The Conventional 97 Mortgage
If you don’t have a lot of cash, the Conventional 97 program allows you to put down just 3 percent. This program can make a mortgage more accessible for many first-time home buyers. There aren’t as many restrictions as you might expect, but you do have to commit to some things:
- Mortgage insurance coverage
- A one-unit principal residence (no investment properties)
- A fixed-rate mortgage with a term of 30 years or less
- Avoiding high-value loans
Ask a lender for more information or check out the details on Fannie Mae’s website. (Fannie Mae finances mortgage lenders and connects people to affordable mortgage options. They also determine what counts as a “high-value loan.”)
Also known as non-conforming loans or jumbo loans, this category includes all mortgages that are above Fannie Mae’s limits. (Freddie Mac, which operates much like Fannie Mae, has the same limits.) For 2019, the limit is $484,350 for a single-family home.
If you’re lucky enough to be able to afford a jumbo loan, you’ll need a credit score of at least 700. Some lenders even require 720 or higher.
They might also ask for a debt-to-income ratio of 45 percent, though they might be more lenient if you’re flush with cash.
For less affluent and first-time home buyers, jumbo loans can be excessive. If you fall into one of those categories, consider looking into government-insured loans instead.
Insured by the Federal Housing Administration, these loans are extremely popular with first-time home buyers. You can qualify with: a FICO score of 580 or higher and a3.5 percent down payment, or a score of 500-579 and a 10 percent down payment. You’ll also need a debt-to-income ratio under 43 percent and proof of employment and a steady income.
You will also have to purchase mortgage insurance and commit to using the home as your primary residence.
Although FHA loans are government-backed, you apply and borrow through private lenders.
VA loans, backed by the Department of Veterans’ Affairs, are available to service members, veterans, and qualifying family members. If you fit into any of these categories, can afford loan payments, and have good enough credit, visit the Veterans’ Affairs website and find out how to get your Certificate of Eligibility.

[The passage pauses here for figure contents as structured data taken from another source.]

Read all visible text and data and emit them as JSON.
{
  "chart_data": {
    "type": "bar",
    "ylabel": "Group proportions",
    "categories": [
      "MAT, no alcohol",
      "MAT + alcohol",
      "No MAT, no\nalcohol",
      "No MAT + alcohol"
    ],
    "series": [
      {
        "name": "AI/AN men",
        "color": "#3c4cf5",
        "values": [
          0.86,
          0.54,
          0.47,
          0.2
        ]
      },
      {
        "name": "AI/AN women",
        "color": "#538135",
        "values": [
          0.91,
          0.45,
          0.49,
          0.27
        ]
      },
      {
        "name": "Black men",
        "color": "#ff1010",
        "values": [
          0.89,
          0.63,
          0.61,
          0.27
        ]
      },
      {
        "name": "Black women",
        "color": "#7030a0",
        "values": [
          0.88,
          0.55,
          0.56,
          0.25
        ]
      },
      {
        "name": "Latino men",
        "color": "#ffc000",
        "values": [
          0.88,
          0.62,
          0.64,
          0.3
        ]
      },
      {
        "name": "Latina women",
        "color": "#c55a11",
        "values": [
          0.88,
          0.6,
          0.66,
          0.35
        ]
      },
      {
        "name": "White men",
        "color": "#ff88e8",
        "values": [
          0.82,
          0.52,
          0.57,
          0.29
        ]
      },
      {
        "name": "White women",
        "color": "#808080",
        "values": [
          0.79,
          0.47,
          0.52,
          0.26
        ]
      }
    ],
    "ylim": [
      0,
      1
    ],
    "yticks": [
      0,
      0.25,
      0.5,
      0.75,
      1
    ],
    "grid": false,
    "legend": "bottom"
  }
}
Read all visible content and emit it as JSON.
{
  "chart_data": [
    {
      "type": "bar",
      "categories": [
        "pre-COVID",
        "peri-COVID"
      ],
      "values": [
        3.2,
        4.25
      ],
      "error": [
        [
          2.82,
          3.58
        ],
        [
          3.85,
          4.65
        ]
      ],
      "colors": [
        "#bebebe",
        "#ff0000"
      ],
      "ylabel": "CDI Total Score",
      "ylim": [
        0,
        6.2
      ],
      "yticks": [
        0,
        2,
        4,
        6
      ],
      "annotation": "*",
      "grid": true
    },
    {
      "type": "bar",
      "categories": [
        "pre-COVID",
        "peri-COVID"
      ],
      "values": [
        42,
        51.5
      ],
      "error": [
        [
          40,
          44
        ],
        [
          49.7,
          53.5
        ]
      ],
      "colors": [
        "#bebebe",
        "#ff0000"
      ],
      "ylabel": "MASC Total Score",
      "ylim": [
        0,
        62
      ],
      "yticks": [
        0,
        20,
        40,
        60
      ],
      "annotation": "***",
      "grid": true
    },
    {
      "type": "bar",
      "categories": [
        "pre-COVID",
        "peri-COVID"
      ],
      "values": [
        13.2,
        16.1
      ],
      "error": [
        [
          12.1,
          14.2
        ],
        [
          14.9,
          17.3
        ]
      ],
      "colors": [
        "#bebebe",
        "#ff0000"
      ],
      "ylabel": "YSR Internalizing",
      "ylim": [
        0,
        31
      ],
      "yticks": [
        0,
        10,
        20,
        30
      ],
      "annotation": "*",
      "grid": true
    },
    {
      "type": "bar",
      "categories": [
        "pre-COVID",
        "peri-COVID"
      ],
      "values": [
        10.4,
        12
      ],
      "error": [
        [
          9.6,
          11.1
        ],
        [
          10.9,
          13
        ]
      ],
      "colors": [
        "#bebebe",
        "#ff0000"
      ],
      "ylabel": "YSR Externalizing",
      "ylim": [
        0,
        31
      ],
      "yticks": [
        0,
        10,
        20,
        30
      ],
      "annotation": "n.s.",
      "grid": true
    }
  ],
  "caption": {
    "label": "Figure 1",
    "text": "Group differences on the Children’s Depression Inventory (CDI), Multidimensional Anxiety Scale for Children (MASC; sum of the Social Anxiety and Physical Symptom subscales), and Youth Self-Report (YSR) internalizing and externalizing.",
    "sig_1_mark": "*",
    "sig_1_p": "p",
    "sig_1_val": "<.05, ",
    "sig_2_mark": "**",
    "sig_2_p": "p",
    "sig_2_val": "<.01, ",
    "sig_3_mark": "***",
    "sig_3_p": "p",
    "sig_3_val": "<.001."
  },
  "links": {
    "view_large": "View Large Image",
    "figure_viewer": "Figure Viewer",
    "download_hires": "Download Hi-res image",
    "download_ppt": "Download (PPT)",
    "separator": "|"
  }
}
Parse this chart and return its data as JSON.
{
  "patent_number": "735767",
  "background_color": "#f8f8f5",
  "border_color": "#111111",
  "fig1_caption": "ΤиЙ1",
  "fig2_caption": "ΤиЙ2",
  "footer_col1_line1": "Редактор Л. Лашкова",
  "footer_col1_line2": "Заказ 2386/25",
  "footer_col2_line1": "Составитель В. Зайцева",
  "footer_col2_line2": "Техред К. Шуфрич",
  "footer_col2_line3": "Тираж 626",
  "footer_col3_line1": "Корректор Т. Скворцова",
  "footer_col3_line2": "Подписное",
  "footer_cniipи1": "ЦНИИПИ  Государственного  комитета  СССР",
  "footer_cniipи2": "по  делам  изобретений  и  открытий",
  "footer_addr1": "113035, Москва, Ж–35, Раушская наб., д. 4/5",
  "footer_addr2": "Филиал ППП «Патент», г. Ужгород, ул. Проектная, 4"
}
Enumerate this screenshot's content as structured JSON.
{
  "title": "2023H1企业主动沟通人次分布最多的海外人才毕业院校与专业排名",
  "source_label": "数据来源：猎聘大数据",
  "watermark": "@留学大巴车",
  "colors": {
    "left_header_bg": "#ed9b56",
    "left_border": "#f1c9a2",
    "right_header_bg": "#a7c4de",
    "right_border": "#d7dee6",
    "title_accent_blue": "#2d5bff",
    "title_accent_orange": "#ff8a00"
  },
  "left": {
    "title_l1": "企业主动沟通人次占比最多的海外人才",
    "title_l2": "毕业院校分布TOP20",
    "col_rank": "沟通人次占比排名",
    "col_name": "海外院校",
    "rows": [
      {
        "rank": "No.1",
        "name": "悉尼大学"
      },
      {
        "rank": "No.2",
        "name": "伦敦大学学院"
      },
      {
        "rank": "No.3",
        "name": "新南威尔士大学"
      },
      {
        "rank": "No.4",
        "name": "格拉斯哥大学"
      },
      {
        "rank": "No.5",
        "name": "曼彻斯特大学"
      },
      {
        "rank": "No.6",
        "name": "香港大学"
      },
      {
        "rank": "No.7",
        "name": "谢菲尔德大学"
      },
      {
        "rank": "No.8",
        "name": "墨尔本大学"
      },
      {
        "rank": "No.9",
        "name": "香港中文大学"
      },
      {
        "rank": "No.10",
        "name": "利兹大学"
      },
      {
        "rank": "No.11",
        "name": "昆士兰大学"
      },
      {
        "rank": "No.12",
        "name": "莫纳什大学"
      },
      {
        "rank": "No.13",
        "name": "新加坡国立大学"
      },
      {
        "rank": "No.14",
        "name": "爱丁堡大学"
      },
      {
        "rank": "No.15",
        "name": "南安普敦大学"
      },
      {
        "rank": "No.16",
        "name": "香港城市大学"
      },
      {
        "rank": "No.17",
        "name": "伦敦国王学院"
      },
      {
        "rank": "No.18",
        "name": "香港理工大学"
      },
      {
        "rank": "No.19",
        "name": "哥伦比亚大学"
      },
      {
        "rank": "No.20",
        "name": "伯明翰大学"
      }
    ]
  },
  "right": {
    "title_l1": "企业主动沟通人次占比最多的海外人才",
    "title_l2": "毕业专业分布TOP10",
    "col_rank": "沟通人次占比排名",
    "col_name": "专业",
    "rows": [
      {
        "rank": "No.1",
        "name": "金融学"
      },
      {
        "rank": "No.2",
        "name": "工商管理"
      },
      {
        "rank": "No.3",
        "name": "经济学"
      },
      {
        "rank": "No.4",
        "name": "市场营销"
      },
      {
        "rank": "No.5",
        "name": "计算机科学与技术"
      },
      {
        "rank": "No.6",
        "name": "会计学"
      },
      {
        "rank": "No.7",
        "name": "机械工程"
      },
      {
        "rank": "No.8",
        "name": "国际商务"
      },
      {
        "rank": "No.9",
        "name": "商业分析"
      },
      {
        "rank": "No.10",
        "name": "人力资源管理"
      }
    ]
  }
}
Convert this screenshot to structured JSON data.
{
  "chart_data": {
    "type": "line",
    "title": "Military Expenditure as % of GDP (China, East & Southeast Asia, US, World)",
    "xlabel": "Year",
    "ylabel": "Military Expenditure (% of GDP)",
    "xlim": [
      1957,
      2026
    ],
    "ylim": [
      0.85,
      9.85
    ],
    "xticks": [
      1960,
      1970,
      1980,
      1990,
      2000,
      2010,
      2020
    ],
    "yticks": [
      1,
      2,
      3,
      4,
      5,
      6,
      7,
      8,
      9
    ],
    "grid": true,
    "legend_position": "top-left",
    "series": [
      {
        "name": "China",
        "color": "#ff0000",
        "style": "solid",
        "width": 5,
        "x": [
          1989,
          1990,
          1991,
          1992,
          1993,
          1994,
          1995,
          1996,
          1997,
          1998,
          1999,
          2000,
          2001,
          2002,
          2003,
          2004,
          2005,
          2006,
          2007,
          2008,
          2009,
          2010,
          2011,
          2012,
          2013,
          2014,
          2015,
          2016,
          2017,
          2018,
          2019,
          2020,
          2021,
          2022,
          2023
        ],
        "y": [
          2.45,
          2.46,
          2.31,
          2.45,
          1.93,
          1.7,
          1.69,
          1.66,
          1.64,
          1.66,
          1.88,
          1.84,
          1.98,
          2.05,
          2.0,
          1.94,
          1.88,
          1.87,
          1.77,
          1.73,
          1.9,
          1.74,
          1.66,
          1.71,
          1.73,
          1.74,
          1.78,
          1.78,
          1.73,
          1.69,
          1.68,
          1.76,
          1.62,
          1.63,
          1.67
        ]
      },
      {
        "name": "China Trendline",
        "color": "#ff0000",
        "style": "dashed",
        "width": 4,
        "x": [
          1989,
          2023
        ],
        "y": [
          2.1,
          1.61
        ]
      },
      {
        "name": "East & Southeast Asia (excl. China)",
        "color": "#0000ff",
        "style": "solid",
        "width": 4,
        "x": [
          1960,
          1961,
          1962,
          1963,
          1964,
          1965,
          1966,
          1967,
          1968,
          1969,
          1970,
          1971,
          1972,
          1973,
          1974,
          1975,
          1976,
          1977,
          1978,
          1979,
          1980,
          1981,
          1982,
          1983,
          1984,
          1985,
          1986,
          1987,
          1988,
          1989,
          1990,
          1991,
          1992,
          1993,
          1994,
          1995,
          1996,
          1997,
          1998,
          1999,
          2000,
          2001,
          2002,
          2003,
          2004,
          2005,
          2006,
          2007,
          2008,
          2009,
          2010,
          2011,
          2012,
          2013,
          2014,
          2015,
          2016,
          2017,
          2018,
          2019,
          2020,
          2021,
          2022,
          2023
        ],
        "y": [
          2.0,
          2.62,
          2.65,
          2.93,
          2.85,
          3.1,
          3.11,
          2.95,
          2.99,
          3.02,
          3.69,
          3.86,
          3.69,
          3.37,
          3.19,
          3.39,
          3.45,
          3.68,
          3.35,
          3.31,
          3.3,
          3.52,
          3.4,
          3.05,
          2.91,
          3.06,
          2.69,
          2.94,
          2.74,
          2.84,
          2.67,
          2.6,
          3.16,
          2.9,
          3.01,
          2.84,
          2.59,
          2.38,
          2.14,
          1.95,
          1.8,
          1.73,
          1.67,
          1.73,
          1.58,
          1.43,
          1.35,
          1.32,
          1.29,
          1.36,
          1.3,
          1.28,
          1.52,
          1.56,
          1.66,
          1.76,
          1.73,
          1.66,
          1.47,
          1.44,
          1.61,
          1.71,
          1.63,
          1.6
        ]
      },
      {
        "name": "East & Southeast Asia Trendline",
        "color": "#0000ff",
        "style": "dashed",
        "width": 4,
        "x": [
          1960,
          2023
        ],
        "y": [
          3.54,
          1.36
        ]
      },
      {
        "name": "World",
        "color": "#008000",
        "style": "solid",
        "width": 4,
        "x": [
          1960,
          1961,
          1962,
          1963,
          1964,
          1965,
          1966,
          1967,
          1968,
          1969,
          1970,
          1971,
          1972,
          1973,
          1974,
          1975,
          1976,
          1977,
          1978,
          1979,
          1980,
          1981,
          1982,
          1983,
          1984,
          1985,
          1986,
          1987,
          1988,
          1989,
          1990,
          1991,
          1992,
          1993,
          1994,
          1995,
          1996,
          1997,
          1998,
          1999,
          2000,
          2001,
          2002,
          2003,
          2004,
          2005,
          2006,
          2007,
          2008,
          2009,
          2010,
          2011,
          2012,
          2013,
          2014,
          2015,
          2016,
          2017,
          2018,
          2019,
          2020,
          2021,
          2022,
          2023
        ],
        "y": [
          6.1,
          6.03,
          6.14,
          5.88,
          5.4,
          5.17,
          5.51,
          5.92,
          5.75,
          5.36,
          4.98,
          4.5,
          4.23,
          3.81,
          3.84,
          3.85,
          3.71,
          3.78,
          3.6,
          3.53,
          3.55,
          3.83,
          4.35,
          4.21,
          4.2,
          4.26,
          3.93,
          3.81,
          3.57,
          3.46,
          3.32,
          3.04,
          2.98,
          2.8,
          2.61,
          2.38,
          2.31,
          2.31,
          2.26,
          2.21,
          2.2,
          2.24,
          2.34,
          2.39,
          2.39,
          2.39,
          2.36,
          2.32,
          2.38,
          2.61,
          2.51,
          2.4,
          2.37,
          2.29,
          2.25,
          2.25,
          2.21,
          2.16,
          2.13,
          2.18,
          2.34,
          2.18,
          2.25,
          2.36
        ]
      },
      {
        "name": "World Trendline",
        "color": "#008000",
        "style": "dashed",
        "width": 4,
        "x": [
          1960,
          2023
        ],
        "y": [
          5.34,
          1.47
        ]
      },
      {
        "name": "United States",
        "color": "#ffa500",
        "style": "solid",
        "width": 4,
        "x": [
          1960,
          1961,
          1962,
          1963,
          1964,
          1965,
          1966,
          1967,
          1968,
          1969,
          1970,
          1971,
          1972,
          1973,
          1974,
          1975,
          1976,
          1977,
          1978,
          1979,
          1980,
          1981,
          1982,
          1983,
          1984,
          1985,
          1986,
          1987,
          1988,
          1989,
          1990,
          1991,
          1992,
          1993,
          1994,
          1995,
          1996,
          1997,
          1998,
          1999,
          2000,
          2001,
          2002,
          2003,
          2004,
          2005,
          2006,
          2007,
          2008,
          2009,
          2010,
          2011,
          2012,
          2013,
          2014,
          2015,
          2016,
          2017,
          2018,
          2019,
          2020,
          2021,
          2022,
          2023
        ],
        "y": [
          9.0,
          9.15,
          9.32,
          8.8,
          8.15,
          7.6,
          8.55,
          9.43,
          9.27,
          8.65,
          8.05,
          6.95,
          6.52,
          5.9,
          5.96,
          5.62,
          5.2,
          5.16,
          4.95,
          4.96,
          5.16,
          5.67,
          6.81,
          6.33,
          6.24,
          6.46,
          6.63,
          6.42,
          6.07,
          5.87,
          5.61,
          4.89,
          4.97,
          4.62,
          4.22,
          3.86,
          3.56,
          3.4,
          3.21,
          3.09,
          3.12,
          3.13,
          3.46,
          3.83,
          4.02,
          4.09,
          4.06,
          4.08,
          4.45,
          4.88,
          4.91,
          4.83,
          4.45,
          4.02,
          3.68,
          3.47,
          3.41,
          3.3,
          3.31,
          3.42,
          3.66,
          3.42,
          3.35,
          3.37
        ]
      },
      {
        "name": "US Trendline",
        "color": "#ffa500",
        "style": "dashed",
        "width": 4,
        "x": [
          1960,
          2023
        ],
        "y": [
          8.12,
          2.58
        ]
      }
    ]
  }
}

This is the same USDA that grades your beef – the United States Department of Agriculture. Believe it or not, their scope goes far beyond meat and milk.
For instance, if you’re buying a home in a rural area, the USDA might be able to help you get a mortgage with no down payment and low insurance costs. The program is designed for lower-income residents and has location eligibility restrictions, so check those out if they apply to you.
Mortgage borrowing is all about decisions. Conventional or government-insured? Fixed or variable rate? 15-year or 30-year? Start with the programs that you might be eligible for and research what your rate would be based on your finances and location.
Then you can go back to fantasizing about your dream home.